Autobiogrammatica di Tommaso Giartosio: tutto sul linguaggio nel libro candidato al premio Strega 2024

 Autobiogrammatica di Tommaso Giartosio: tutto sul linguaggio nel libro candidato al premio Strega 2024

Tra i dodici finalisti del Premio Strega di quest’anno c’è Autobiogrammatica (minimum fax, 2024), romanzo in cui Tommaso Giartosio costruisce il proprio «atlante del linguaggio» attraverso aneddoti personali, riflessioni linguistiche e giochi semantici. Ripercorrendo gli anni che vanno dall’infanzia alla prima giovinezza, l’autore svela il ruolo che le parole hanno avuto nella sua formazione e rende visibile quel legame che si snoda tra la lingua e gli affetti. 

Autobiogrammatica di Tommaso Giartosio: la trama del libro

Il racconto di Giartosio ha inizio da un gioco di parole su Salvo Lima pronunciato in compagnia di amici durante una vacanza in Sicilia. Questo «tic da letterato […] eredità del sense of humour di una borghesia italiana anglofila» agisce come una presa di coscienza che rivela una profonda ossessione per le parole e spinge l’autore a addentrarsi tra i ricordi. 

Tra gli scaffali della sua mente, immaginata come la polverosa soffitta di una torre, Giartosio ritrova i primi «pezzi» del proprio linguaggio nel silenzio paterno, rotto da quel mistico «Olà» con cui l’ufficiale della Marina Militare segnalava il rientro a casa, e nel variegato lessico materno costellato da anglicismi, francesismi, espressioni del dialetto piemontese e frasi fatte. Tra questi due poli antitetici si fa spazio un linguaggio privato, necessario alla comunicazione dei sentimenti, nato dalla passione per il «borbottare ferale» di animali esotici dagli strani nomi. La grammatica personale dell’autore si estende poi agli alfabeti, intesi come affascinanti insiemi di segni grafici con cui disegnare monogrammi e illustrazioni, sperimentare firme e creare crittogrammi insieme all’amico del liceo Elio Testa. Le lettere suscitano anche domande («Come mai mi sembra tanto misteriosa la lettera A?») e svelano nuove lingue; preziosa moneta da spendere in viaggi solitari che portano l’autore alla conquista della propria autonomia. 

«Parlare delle proprie parole»

«E così eccomi qui che mi accingo a un’impresa folle, senza precedenti e probabilmente senza imitatori. Ma la lingua di uno è sempre la lingua di tutti. Tutti hanno già scritto questo libro, e tutti continueranno a scriverlo».

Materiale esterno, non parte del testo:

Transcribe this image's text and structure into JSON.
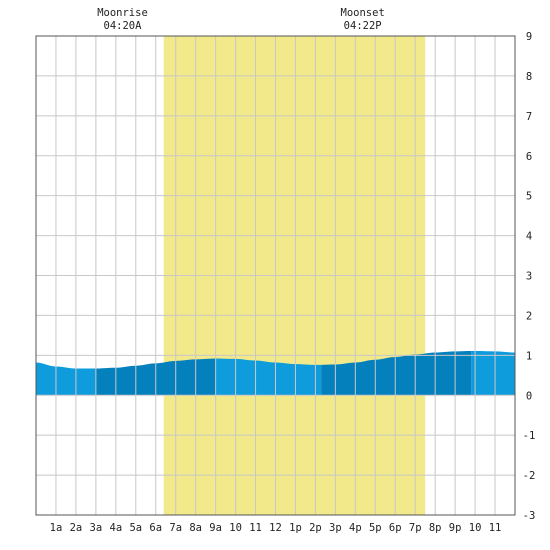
{
  "chart_data": {
    "type": "area",
    "title": "",
    "xlabel": "",
    "ylabel": "",
    "ylim": [
      -3,
      9
    ],
    "y_ticks": [
      "-3",
      "-2",
      "-1",
      "0",
      "1",
      "2",
      "3",
      "4",
      "5",
      "6",
      "7",
      "8",
      "9"
    ],
    "x_ticks": [
      "1a",
      "2a",
      "3a",
      "4a",
      "5a",
      "6a",
      "7a",
      "8a",
      "9a",
      "10",
      "11",
      "12",
      "1p",
      "2p",
      "3p",
      "4p",
      "5p",
      "6p",
      "7p",
      "8p",
      "9p",
      "10",
      "11"
    ],
    "x_range_hours": [
      0,
      24
    ],
    "grid": true,
    "moon_events": [
      {
        "label": "Moonrise",
        "time": "04:20A"
      },
      {
        "label": "Moonset",
        "time": "04:22P"
      }
    ],
    "daylight_hours": [
      6.4,
      19.5
    ],
    "tide_curve": [
      {
        "hour": 0,
        "height": 0.82
      },
      {
        "hour": 1,
        "height": 0.72
      },
      {
        "hour": 2,
        "height": 0.67
      },
      {
        "hour": 3,
        "height": 0.67
      },
      {
        "hour": 4,
        "height": 0.69
      },
      {
        "hour": 5,
        "height": 0.74
      },
      {
        "hour": 6,
        "height": 0.8
      },
      {
        "hour": 7,
        "height": 0.86
      },
      {
        "hour": 8,
        "height": 0.9
      },
      {
        "hour": 9,
        "height": 0.92
      },
      {
        "hour": 10,
        "height": 0.91
      },
      {
        "hour": 11,
        "height": 0.87
      },
      {
        "hour": 12,
        "height": 0.82
      },
      {
        "hour": 13,
        "height": 0.78
      },
      {
        "hour": 14,
        "height": 0.76
      },
      {
        "hour": 15,
        "height": 0.77
      },
      {
        "hour": 16,
        "height": 0.82
      },
      {
        "hour": 17,
        "height": 0.89
      },
      {
        "hour": 18,
        "height": 0.96
      },
      {
        "hour": 19,
        "height": 1.02
      },
      {
        "hour": 20,
        "height": 1.07
      },
      {
        "hour": 21,
        "height": 1.1
      },
      {
        "hour": 22,
        "height": 1.11
      },
      {
        "hour": 23,
        "height": 1.1
      },
      {
        "hour": 24,
        "height": 1.07
      }
    ],
    "tide_band_edges_hours": [
      0,
      3,
      9,
      14.3,
      21.8,
      24
    ],
    "colors": {
      "daylight": "#f2e98a",
      "band_light": "#0f9cdc",
      "band_dark": "#0480bc",
      "grid": "#c8c8c8",
      "axis": "#555555"
    }
  }
}
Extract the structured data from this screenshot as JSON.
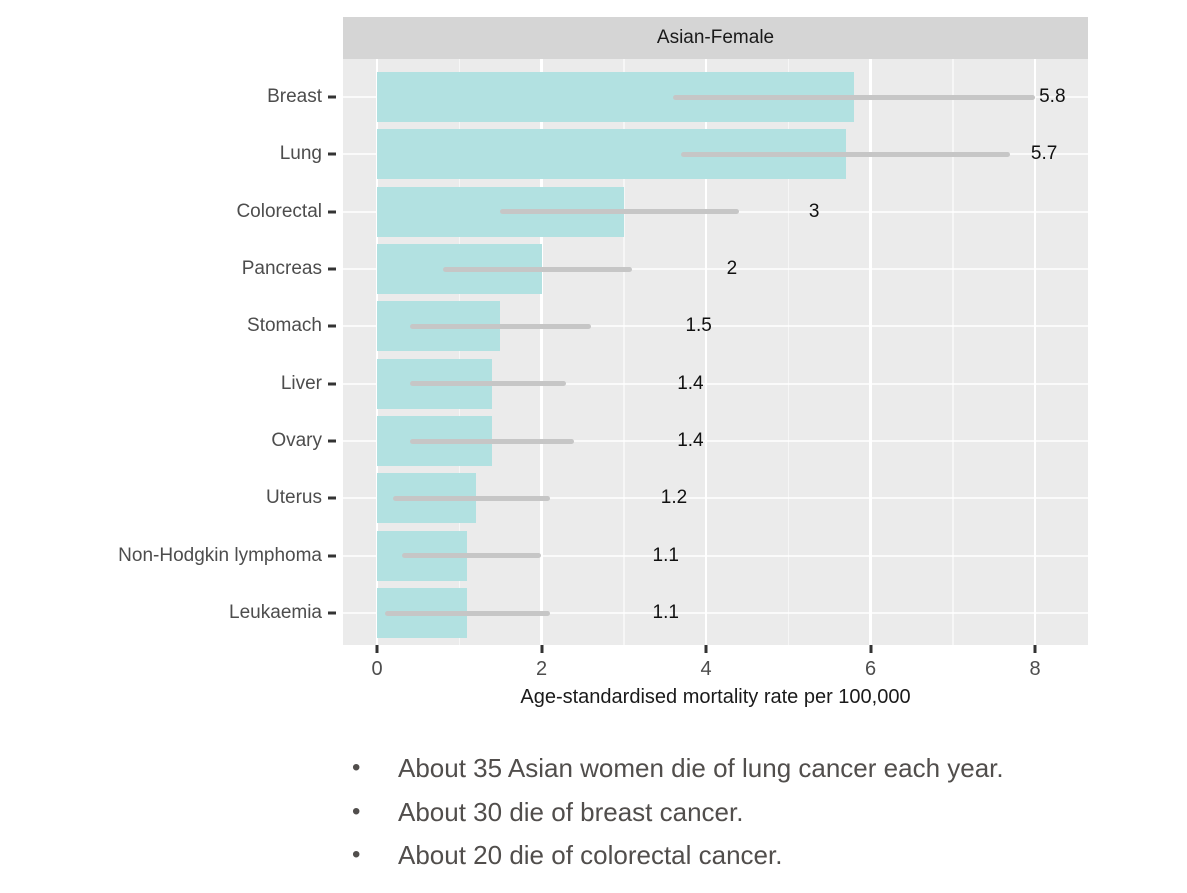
{
  "chart_data": {
    "type": "bar",
    "orientation": "horizontal",
    "title": "Asian-Female",
    "xlabel": "Age-standardised mortality rate per 100,000",
    "categories": [
      "Breast",
      "Lung",
      "Colorectal",
      "Pancreas",
      "Stomach",
      "Liver",
      "Ovary",
      "Uterus",
      "Non-Hodgkin lymphoma",
      "Leukaemia"
    ],
    "values": [
      5.8,
      5.7,
      3,
      2,
      1.5,
      1.4,
      1.4,
      1.2,
      1.1,
      1.1
    ],
    "value_labels": [
      "5.8",
      "5.7",
      "3",
      "2",
      "1.5",
      "1.4",
      "1.4",
      "1.2",
      "1.1",
      "1.1"
    ],
    "ci_low": [
      3.6,
      3.7,
      1.5,
      0.8,
      0.4,
      0.4,
      0.4,
      0.2,
      0.3,
      0.1
    ],
    "ci_high": [
      8.0,
      7.7,
      4.4,
      3.1,
      2.6,
      2.3,
      2.4,
      2.1,
      2.0,
      2.1
    ],
    "xticks": [
      0,
      2,
      4,
      6,
      8
    ],
    "minor_ticks": [
      1,
      3,
      5,
      7
    ],
    "xlim": [
      -0.4,
      8.6
    ],
    "grid": true,
    "legend": "none",
    "colors": {
      "bar": "#B2E1E1",
      "error_bar": "#C6C6C6",
      "panel_bg": "#EBEBEB",
      "strip_bg": "#D5D5D5",
      "gridline": "#FFFFFF",
      "axis_text": "#4D4D4D",
      "label_text": "#111111"
    }
  },
  "bullets": {
    "items": [
      "About 35 Asian women die of lung cancer each year.",
      "About 30 die of breast cancer.",
      "About 20 die of colorectal cancer."
    ],
    "marker": "•"
  }
}
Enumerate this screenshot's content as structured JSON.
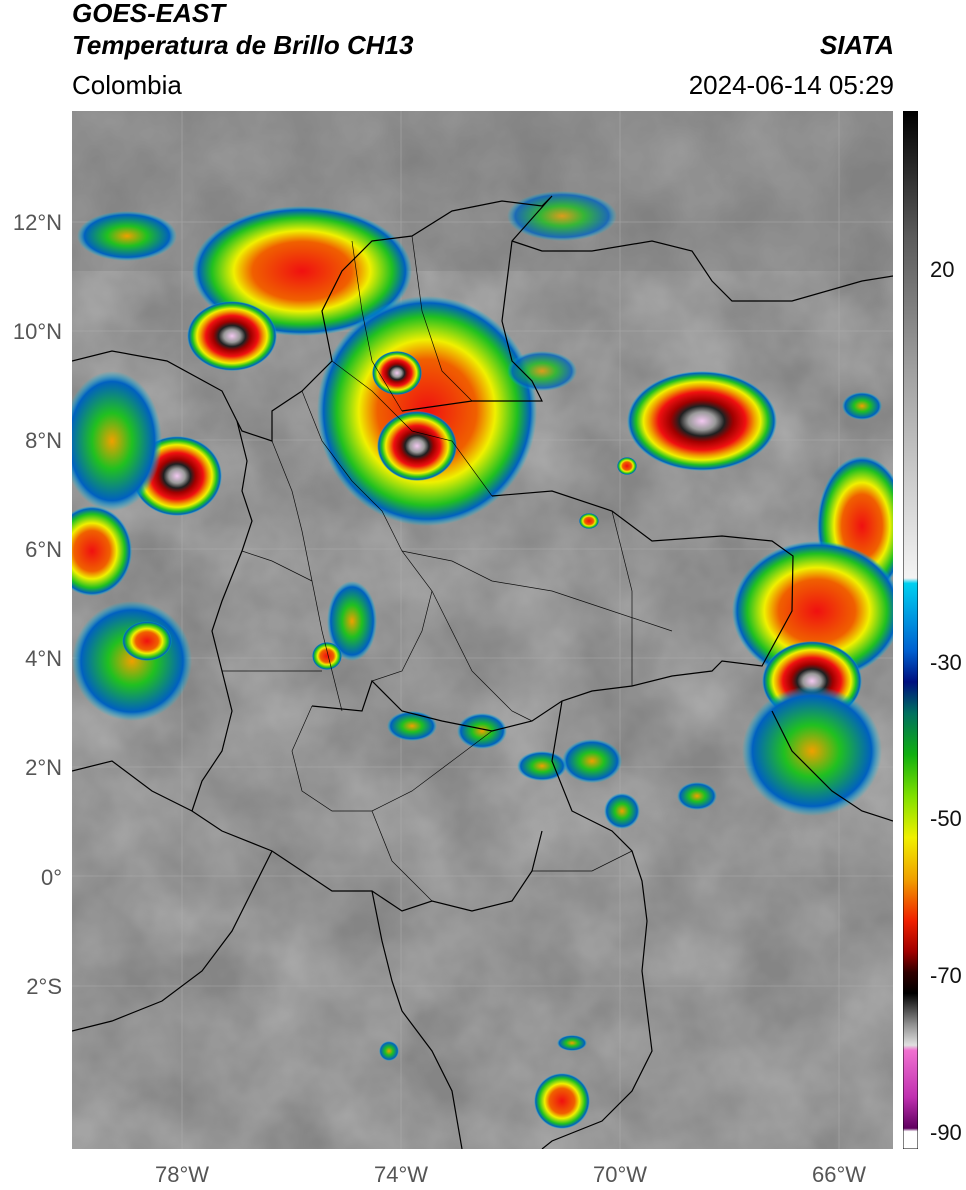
{
  "header": {
    "satellite": "GOES-EAST",
    "product": "Temperatura de Brillo CH13",
    "region": "Colombia",
    "source": "SIATA",
    "datetime": "2024-06-14 05:29"
  },
  "map_axes": {
    "lat_labels": [
      "12°N",
      "10°N",
      "8°N",
      "6°N",
      "4°N",
      "2°N",
      "0°",
      "2°S"
    ],
    "lon_labels": [
      "78°W",
      "74°W",
      "70°W",
      "66°W"
    ]
  },
  "colorbar": {
    "tick_labels": [
      "20",
      "-30",
      "-50",
      "-70",
      "-90"
    ]
  },
  "colors": {
    "background_gray": "#8a8a8a",
    "cloud_cold_red": "#e01010",
    "cloud_yellow": "#f0e000",
    "cloud_green": "#20c020",
    "cloud_blue": "#0050c0",
    "overshoot_pink": "#f0a0e0"
  }
}
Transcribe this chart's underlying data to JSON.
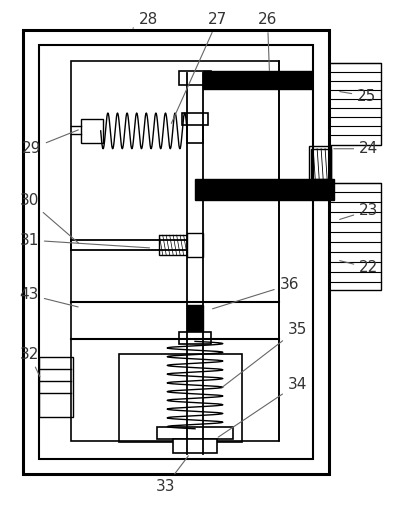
{
  "fig_width": 3.97,
  "fig_height": 5.09,
  "dpi": 100,
  "bg_color": "#ffffff",
  "lc": "#000000",
  "label_fs": 11,
  "label_color": "#333333",
  "leader_color": "#666666"
}
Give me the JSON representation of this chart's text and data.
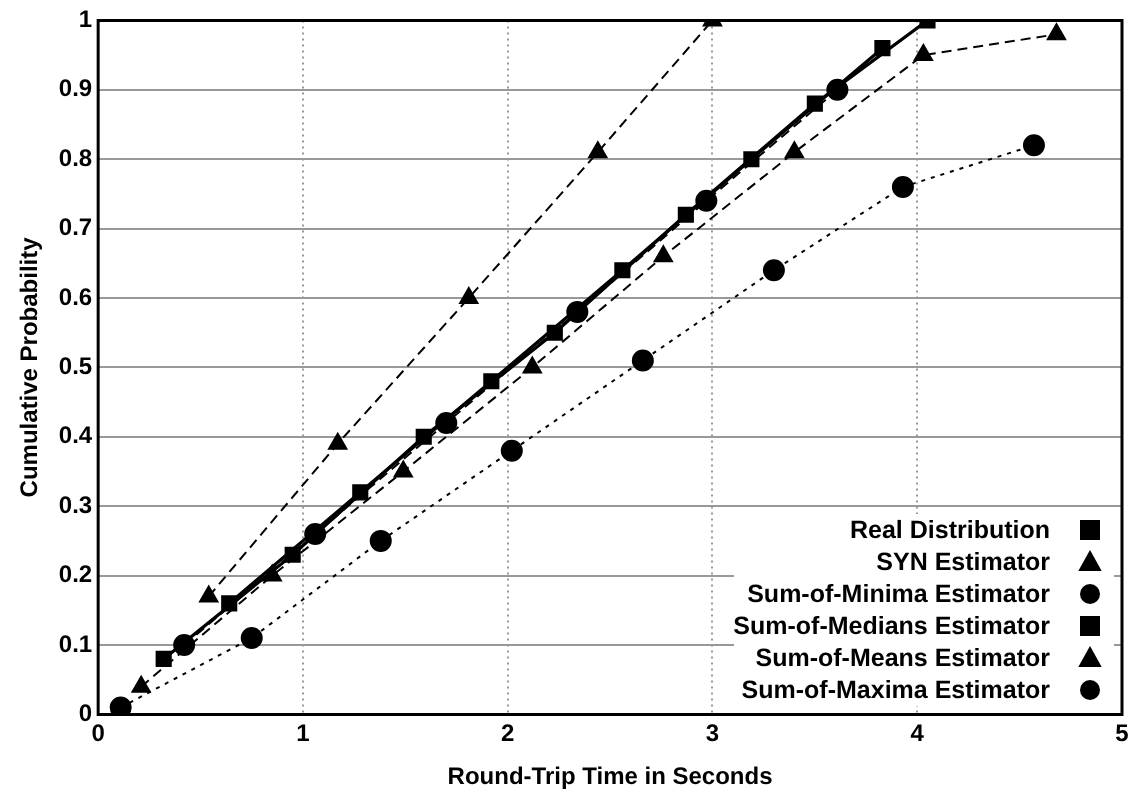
{
  "chart_data": {
    "type": "line",
    "xlabel": "Round-Trip Time in Seconds",
    "ylabel": "Cumulative Probability",
    "xlim": [
      0,
      5
    ],
    "xticks": [
      0,
      1,
      2,
      3,
      4,
      5
    ],
    "ylim": [
      0,
      1
    ],
    "yticks": [
      0,
      0.1,
      0.2,
      0.3,
      0.4,
      0.5,
      0.6,
      0.7,
      0.8,
      0.9,
      1
    ],
    "grid": true,
    "legend": "bottom right",
    "series": [
      {
        "name": "Real Distribution",
        "color": "#000000",
        "marker": "square",
        "line_style": "solid",
        "x": [
          0.64,
          1.28,
          1.92,
          2.56,
          3.19,
          3.83
        ],
        "values": [
          0.16,
          0.32,
          0.48,
          0.64,
          0.8,
          0.96
        ]
      },
      {
        "name": "SYN Estimator",
        "color": "#000000",
        "marker": "triangle",
        "line_style": "dashed",
        "x": [
          0.54,
          1.17,
          1.81,
          2.44,
          3.0
        ],
        "values": [
          0.17,
          0.39,
          0.6,
          0.81,
          1.0
        ]
      },
      {
        "name": "Sum-of-Minima Estimator",
        "color": "#000000",
        "marker": "circle",
        "line_style": "dashed",
        "x": [
          0.42,
          1.06,
          1.7,
          2.34,
          2.97,
          3.61
        ],
        "values": [
          0.1,
          0.26,
          0.42,
          0.58,
          0.74,
          0.9
        ]
      },
      {
        "name": "Sum-of-Medians Estimator",
        "color": "#000000",
        "marker": "square",
        "line_style": "solid",
        "x": [
          0.32,
          0.95,
          1.59,
          2.23,
          2.87,
          3.5,
          4.05
        ],
        "values": [
          0.08,
          0.23,
          0.4,
          0.55,
          0.72,
          0.88,
          1.0
        ]
      },
      {
        "name": "Sum-of-Means Estimator",
        "color": "#000000",
        "marker": "triangle",
        "line_style": "dashed",
        "x": [
          0.21,
          0.85,
          1.49,
          2.12,
          2.76,
          3.4,
          4.03,
          4.68
        ],
        "values": [
          0.04,
          0.2,
          0.35,
          0.5,
          0.66,
          0.81,
          0.95,
          0.98
        ]
      },
      {
        "name": "Sum-of-Maxima Estimator",
        "color": "#000000",
        "marker": "circle",
        "line_style": "dotted",
        "x": [
          0.11,
          0.75,
          1.38,
          2.02,
          2.66,
          3.3,
          3.93,
          4.57
        ],
        "values": [
          0.01,
          0.11,
          0.25,
          0.38,
          0.51,
          0.64,
          0.76,
          0.82
        ]
      }
    ]
  }
}
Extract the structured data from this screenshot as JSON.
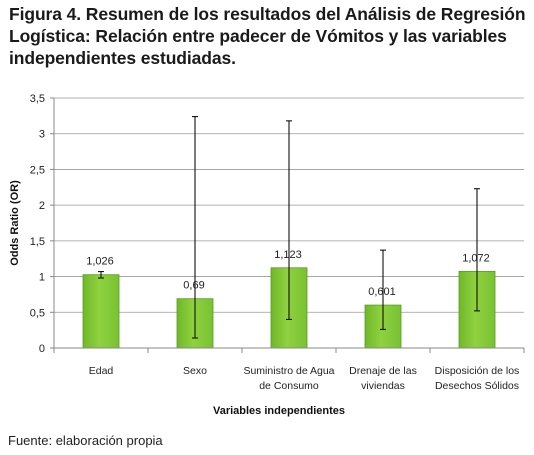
{
  "figure": {
    "title": "Figura 4. Resumen de los resultados del Análisis de Regresión Logística: Relación entre padecer de Vómitos y las variables independientes estudiadas.",
    "source": "Fuente: elaboración propia"
  },
  "chart_data": {
    "type": "bar",
    "title": "",
    "xlabel": "Variables independientes",
    "ylabel": "Odds Ratio (OR)",
    "ylim": [
      0,
      3.5
    ],
    "yticks": [
      "0",
      "0,5",
      "1",
      "1,5",
      "2",
      "2,5",
      "3",
      "3,5"
    ],
    "ytick_values": [
      0,
      0.5,
      1,
      1.5,
      2,
      2.5,
      3,
      3.5
    ],
    "grid": true,
    "legend": "none",
    "bar_color": "#8fd13f",
    "categories": [
      [
        "Edad"
      ],
      [
        "Sexo"
      ],
      [
        "Suministro de Agua",
        "de Consumo"
      ],
      [
        "Drenaje de las",
        "viviendas"
      ],
      [
        "Disposición de los",
        "Desechos Sólidos"
      ]
    ],
    "values": [
      1.026,
      0.69,
      1.123,
      0.601,
      1.072
    ],
    "data_labels": [
      "1,026",
      "0,69",
      "1,123",
      "0,601",
      "1,072"
    ],
    "error_low": [
      0.98,
      0.14,
      0.4,
      0.26,
      0.52
    ],
    "error_high": [
      1.07,
      3.24,
      3.18,
      1.37,
      2.23
    ]
  }
}
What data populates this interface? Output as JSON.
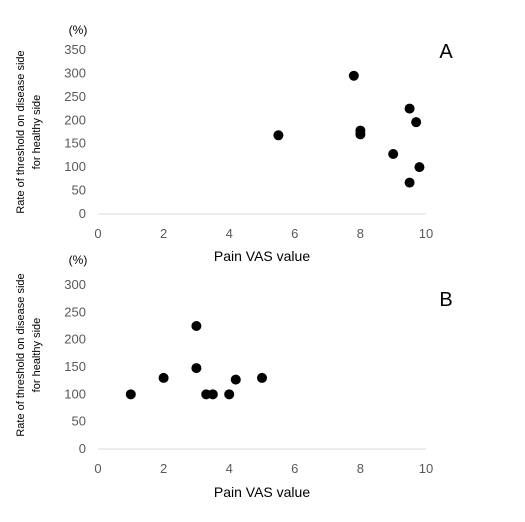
{
  "chart_data": [
    {
      "type": "scatter",
      "panel_label": "A",
      "ylabel": "Rate of threshold  on disease side for healthy side",
      "ylabel_lines": [
        "Rate of threshold  on disease side",
        "for healthy side"
      ],
      "yunit": "(%)",
      "xlabel": "Pain VAS value",
      "xlim": [
        0,
        10
      ],
      "ylim": [
        0,
        350
      ],
      "xticks": [
        0,
        2,
        4,
        6,
        8,
        10
      ],
      "yticks": [
        0,
        50,
        100,
        150,
        200,
        250,
        300,
        350
      ],
      "grid": false,
      "points": [
        {
          "x": 5.5,
          "y": 168
        },
        {
          "x": 7.8,
          "y": 295
        },
        {
          "x": 8.0,
          "y": 178
        },
        {
          "x": 8.0,
          "y": 170
        },
        {
          "x": 9.0,
          "y": 128
        },
        {
          "x": 9.5,
          "y": 225
        },
        {
          "x": 9.7,
          "y": 196
        },
        {
          "x": 9.8,
          "y": 100
        },
        {
          "x": 9.5,
          "y": 67
        }
      ]
    },
    {
      "type": "scatter",
      "panel_label": "B",
      "ylabel": "Rate of threshold  on disease side for healthy side",
      "ylabel_lines": [
        "Rate of threshold  on disease side",
        "for healthy side"
      ],
      "yunit": "(%)",
      "xlabel": "Pain VAS value",
      "xlim": [
        0,
        10
      ],
      "ylim": [
        0,
        300
      ],
      "xticks": [
        0,
        2,
        4,
        6,
        8,
        10
      ],
      "yticks": [
        0,
        50,
        100,
        150,
        200,
        250,
        300
      ],
      "grid": false,
      "points": [
        {
          "x": 1.0,
          "y": 100
        },
        {
          "x": 2.0,
          "y": 130
        },
        {
          "x": 3.0,
          "y": 225
        },
        {
          "x": 3.0,
          "y": 148
        },
        {
          "x": 3.3,
          "y": 100
        },
        {
          "x": 3.5,
          "y": 100
        },
        {
          "x": 4.0,
          "y": 100
        },
        {
          "x": 4.2,
          "y": 127
        },
        {
          "x": 5.0,
          "y": 130
        }
      ]
    }
  ],
  "colors": {
    "marker": "#000000",
    "axis": "#d9d9d9",
    "tick_text": "#595959",
    "label_text": "#000000"
  }
}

Autobiogrammatica rappresenta il tentativo di definire la propria identità attraverso una comprensione attiva e infantile, come «quella del bambino che per capire un gioco, ci gioca». Giartosio ricostruisce il proprio sistema linguistico senza tentare «di trattenere il tempo o salvare il passato», perché il linguaggio «in un certo senso ce l’abbiamo sempre già tutto dentro, e in un altro senso rinasce di continuo». Il cuore di questa ricerca è rappresentato dalla seconda parte del romanzo, l’Abbecedario che si ispira esplicitamente al Lessico famigliare (Einaudi, 1963) raccontato da Natalia Ginzburg e al linguaggio privato, esaminato in Ricerche filosofiche (Einaudi, 1999), del linguista Ludwig Wittgenstein. Emerge anche l’influenza di The cantos, poema incompiuto di Ezra Pound che cattura l’autore con la sua resa perfetta delle parole e con l’utilizzo di ideogrammi cinesi, disegni dietro ai quali è possibile intravedere «un’immagine della realtà». 

La scrittura di Tommaso Giartosio in Autobiogrammatica

La profondità e la sapienza della scrittura di Giartosio, ricordate da Emanuele Trevi nel proporre Autobiogrammatica al Premio Strega 2024, fanno della lingua il mezzo e l’argomento, «nel cuore e nel motore di un testo che è al contempo romanzo di formazione e memoir, cronaca familiare e autoritratto, dizionario pubblico e privato». Con uno stile vivace ed elegante, che attinge a numerose citazioni letterarie, con fotografie e disegni che riempiono le pagine, Giartosio spazia tra registri diversi cercando di coinvolgere il lettore nell’intimità di un gioco narrativo in cui la lingua personale dell’autore diventa la «porta stretta» che conduce al linguaggio di tutti.

«Lettore, lettrice: metti su un caffè. Faremo tardi».